This week we will be looking at different types of health insurance that you can take when taking a mortgage, to ensure both payment of your mortgage and to protect you and your family from reposession of your home in the event of a tragedy. In the first of two artciles this week, we look at permanent health insurance cover, which provides you with a steady income, should you ever become unemployed due ill health or injury.
If, due to health reasons, you cannot work in your regular job, you will not be able to make your mortgage or house payments and will evenutally lose the property. Therefore it is wise to invest in a permanent health insurance cover to avoid it. In more and more cases, lenders are requiring permanent health insurance cover in order to approve mortages. Alternatively, your employer may offer health insurance, however you should always double check the details and contract to ensure your health cover will continue to provide in case you are forced to leave your job due to health reasons. Permanent health insurance covers offer 50% – 60% of your income at payout and is generally inflation proof.
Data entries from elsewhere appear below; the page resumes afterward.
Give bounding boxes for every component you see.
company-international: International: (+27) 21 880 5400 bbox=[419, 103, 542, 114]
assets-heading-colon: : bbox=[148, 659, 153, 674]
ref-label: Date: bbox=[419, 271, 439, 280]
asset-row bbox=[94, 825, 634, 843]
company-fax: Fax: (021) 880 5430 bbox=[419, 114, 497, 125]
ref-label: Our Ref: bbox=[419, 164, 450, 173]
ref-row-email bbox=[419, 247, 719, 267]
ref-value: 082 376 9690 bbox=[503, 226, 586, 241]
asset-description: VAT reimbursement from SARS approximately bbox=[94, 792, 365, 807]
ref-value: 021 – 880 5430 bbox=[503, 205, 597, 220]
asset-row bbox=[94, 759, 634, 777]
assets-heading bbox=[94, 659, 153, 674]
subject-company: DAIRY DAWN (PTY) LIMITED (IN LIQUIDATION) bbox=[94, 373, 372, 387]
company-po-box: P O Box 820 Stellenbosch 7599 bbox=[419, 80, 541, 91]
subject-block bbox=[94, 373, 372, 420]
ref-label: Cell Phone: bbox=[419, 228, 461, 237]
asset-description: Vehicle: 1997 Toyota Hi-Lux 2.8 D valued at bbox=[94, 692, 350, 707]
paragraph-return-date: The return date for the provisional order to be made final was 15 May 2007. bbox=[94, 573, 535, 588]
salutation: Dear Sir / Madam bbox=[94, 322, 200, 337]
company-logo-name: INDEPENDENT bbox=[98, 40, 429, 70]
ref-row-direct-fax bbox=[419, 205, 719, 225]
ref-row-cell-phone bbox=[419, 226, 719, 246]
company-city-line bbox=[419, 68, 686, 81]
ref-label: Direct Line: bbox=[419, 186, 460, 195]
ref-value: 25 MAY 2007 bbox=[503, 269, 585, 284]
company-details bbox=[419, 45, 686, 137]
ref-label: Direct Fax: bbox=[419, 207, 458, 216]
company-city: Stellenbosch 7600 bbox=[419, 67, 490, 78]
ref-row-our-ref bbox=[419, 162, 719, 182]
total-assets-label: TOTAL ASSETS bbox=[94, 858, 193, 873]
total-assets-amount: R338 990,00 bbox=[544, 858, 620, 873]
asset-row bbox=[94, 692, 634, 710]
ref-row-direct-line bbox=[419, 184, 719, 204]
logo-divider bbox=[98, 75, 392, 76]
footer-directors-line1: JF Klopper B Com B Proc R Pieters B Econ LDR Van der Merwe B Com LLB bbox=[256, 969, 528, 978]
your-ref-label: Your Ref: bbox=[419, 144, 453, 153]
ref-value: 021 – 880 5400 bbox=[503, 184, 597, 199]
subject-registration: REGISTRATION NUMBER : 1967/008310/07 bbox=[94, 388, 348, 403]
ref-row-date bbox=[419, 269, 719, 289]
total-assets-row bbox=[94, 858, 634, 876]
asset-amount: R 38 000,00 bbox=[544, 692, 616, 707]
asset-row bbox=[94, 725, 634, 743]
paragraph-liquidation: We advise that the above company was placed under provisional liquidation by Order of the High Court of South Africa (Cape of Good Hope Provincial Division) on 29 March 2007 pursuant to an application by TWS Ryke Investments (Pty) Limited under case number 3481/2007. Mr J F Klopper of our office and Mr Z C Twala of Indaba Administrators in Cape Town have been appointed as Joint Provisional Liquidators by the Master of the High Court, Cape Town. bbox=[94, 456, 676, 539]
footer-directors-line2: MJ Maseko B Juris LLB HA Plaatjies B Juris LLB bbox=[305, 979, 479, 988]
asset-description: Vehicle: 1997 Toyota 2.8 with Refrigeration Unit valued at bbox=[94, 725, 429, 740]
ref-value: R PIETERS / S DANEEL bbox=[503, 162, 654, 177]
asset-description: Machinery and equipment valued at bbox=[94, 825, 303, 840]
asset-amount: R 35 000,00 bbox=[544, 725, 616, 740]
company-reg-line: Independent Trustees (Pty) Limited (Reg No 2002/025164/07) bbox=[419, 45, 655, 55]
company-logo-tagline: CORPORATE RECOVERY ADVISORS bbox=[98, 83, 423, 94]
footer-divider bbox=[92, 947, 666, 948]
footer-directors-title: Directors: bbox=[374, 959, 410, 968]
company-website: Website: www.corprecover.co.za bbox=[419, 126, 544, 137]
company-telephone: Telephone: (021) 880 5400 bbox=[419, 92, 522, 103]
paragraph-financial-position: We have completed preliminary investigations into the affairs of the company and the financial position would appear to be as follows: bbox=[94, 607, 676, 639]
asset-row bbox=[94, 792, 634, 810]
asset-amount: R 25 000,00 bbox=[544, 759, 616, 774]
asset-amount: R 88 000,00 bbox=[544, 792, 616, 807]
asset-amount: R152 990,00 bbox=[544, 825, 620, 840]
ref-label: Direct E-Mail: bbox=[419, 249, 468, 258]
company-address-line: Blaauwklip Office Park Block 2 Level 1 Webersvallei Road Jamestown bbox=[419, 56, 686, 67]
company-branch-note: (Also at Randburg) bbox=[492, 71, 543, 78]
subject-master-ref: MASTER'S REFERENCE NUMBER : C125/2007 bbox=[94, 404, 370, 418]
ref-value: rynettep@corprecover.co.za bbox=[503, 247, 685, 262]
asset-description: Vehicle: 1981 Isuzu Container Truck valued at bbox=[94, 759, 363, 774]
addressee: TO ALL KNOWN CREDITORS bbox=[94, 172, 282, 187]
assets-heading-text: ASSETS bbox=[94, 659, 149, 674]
When getting a permanent health insurance cover you should watch out for certain aspects. Some insurance companies cover only certain types of ailments and illnesses. Therefore you should read the small print and make sure that your cover provides for all types of illnesses. You should also look out for words such as “own occupation”. This generally means that if you are a carpenter and your illness means that you can be carpenter, the insurance company may not pay stating that you can stay at home and sew mailbags or work in some other capacity. You should also check your policy to make sure that your premiums do not increase over time. Some policy premiums increase with your age since the older you get, the chances of you making a claim is higher. It is always a good thing to hire a good insurance broker to guide you through the process and make sure you buy the best policy at the best price.